Search code examples
pythondjangoanalyticsdashboard

counting distinct values within a distinct value search on another field within same jango model


I am trying to pull some analytics from my django model table. So far I can count total values of a field and distinct values of a field. I also know how to create lists showing total values of fields within a distinct field. Now i'd like to count the distinct instances a field occurs within a list of already distinct values of a different field. Here's the table I am working with:

| uid   |  cid   |
|-------|--------|
| a     | apple  |
| a     | apple  |
| a     | grape  |
| b     | apple  |
| b     | grape  |
| c     | apple  |
| c     | pear   |
| c     | pear   |
| c     | pear   |

So the result I am trying to provide is:

cid: apple (distinct uid count: 3),
cid: grape (distinct uid count: 2),
cid: pear (distinct uid count: 1)

and also:

cid apple's distinct uid's: a, b, c
cid grape's distinct uid's: a, b
cid pear's distinct uid's: c

So far I have been able to get distinct counts and lists like this:

dist_uid_list = Fruit.objects.filter(client=user).values('uid').distinct()
output >>> {'uid': 'a', 'uid': 'b', 'uid': 'c'}

and this:

dist_uid_count = Fruit.objects.filter(client=user).values('uid').distinct().count()
output >>> {3}

and more complex:

total_actions_per_cid = Fruit.objects\
            .filter(client=user)\
            .values('cid').distinct()\
            .annotate(num_actions=Count('action_name'))\
            .order_by('cid')
output >>> {'cid': 'apple', 'num_actions': '4'}{'cid': 'grape', 'num_actions': '2'}{'cid': 'pear', 'num_actions': '3'}

So here is the question: how could I go in and take each distinct 'cid' and find a count of how many distinct 'uid's exist within each?

Here are all the django files that might be helpful to see:

models.py

class Fruit(models.Model):
    uid = models.CharField(max_length=50, blank=True)
    cid = models.CharField(max_length=50, blank=True)
    record_date = models.DateTimeField(auto_now_add=True)
    client = models.CharField(max_length=50, blank=True)
    action_name = models.CharField(max_length=50, blank=True)

views.py

class DashboardListView(LoginRequiredMixin, ListView):
    model = Fruit
    template_name = 'blog/dashboard.html'
    context_object_name = 'fruit'
    ordering = ['-record_date']
    
    def get_context_data(self, **kwargs):
        user = get_object_or_404(User, username=self.kwargs.get('username'))
        context = super().get_context_data(**kwargs)
        dist_uid_list = Fruit.objects.filter(client=user).values('uid').distinct()
        dist_uid_count = Fruit.objects.filter(client=user).values('uid').distinct().count()
        total_actions_per_cid = Fruit.objects\
            .filter(client=user)\
            .values('cid').distinct()\
            .annotate(num_actions=Count('action_name'))\
            .order_by('cid')
        context['dist_uid_list'] = dist_uid_list
        context['dist_uid_count'] = dist_uid_count
        context['total_actions_per_cid'] = total_actions_per_cid

html outputs

{% for user in dist_uid_list %}
    {{ user.uid }}
{% endfor %}

    {{ dist_uid_count }}

{% for action in total_actions_per_cid %}
    {{ num_actions }}
{% endfor %}

I assume there needs to be some sort of forloop action and multiple defs involved in views to make this work.
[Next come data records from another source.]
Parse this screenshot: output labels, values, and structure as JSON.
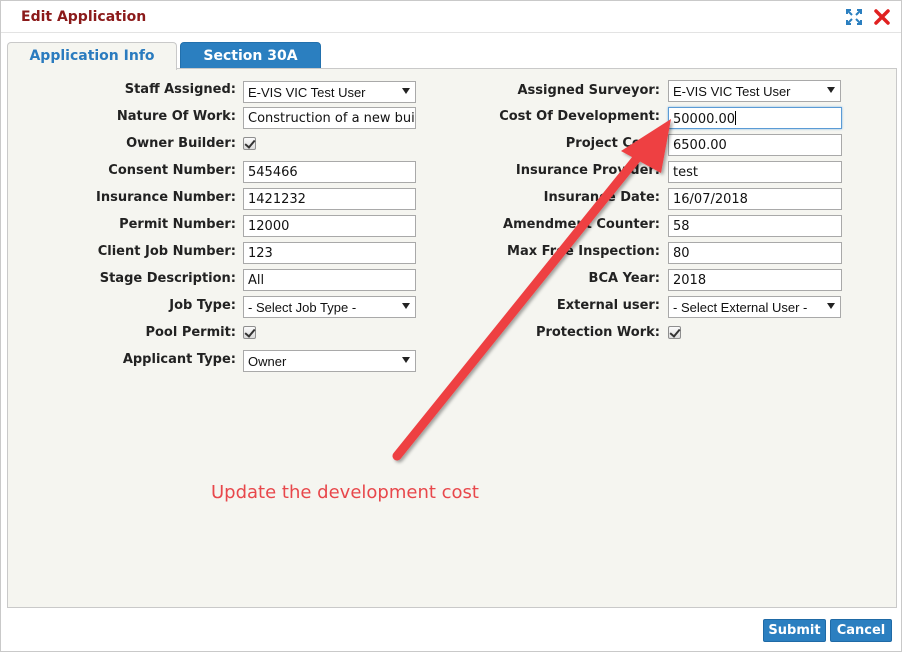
{
  "dialog": {
    "title": "Edit Application"
  },
  "tabs": [
    {
      "label": "Application Info",
      "active": true
    },
    {
      "label": "Section 30A",
      "active": false
    }
  ],
  "left": {
    "staff_assigned": {
      "label": "Staff Assigned:",
      "value": "E-VIS VIC Test User"
    },
    "nature_of_work": {
      "label": "Nature Of Work:",
      "value": "Construction of a new buil"
    },
    "owner_builder": {
      "label": "Owner Builder:",
      "checked": true
    },
    "consent_number": {
      "label": "Consent Number:",
      "value": "545466"
    },
    "insurance_number": {
      "label": "Insurance Number:",
      "value": "1421232"
    },
    "permit_number": {
      "label": "Permit Number:",
      "value": "12000"
    },
    "client_job_number": {
      "label": "Client Job Number:",
      "value": "123"
    },
    "stage_description": {
      "label": "Stage Description:",
      "value": "All"
    },
    "job_type": {
      "label": "Job Type:",
      "value": "- Select Job Type -"
    },
    "pool_permit": {
      "label": "Pool Permit:",
      "checked": true
    },
    "applicant_type": {
      "label": "Applicant Type:",
      "value": "Owner"
    }
  },
  "right": {
    "assigned_surveyor": {
      "label": "Assigned Surveyor:",
      "value": "E-VIS VIC Test User"
    },
    "cost_of_development": {
      "label": "Cost Of Development:",
      "value": "50000.00"
    },
    "project_cost": {
      "label": "Project Cost:",
      "value": "6500.00"
    },
    "insurance_provider": {
      "label": "Insurance Provider:",
      "value": "test"
    },
    "insurance_date": {
      "label": "Insurance Date:",
      "value": "16/07/2018"
    },
    "amendment_counter": {
      "label": "Amendment Counter:",
      "value": "58"
    },
    "max_free_inspection": {
      "label": "Max Free Inspection:",
      "value": "80"
    },
    "bca_year": {
      "label": "BCA Year:",
      "value": "2018"
    },
    "external_user": {
      "label": "External user:",
      "value": "- Select External User -"
    },
    "protection_work": {
      "label": "Protection Work:",
      "checked": true
    }
  },
  "annotation": {
    "text": "Update the development cost",
    "color": "#e8474b"
  },
  "buttons": {
    "submit": "Submit",
    "cancel": "Cancel"
  },
  "icons": {
    "maximize": "expand-arrows-icon",
    "close": "close-x-icon"
  },
  "colors": {
    "title": "#8b1a1a",
    "tab_active_text": "#2a7bbf",
    "button_bg": "#2b7fc0",
    "panel_bg": "#f5f5f0"
  }
}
I just cant quite figure out how I should go about doing that.


Solution

  • The Count aggregate has a distinct parameter that may help:

    >>> q = Book.objects.annotate(Count('authors', distinct=True), Count('store', distinct=True))
    

    https://docs.djangoproject.com/en/3.1/topics/db/aggregation/#combining-multiple-aggregations

    Thus your query would look like:

    # I removed the distinct after .values, as the values works
    # like a GROUP BY, thus you will get already unique 'cid's
    total_actions_per_cid = Fruit.objects\
                .filter(client=user)\
                .values('cid') \
                .annotate(num_uids=Count('uid', distinct=True))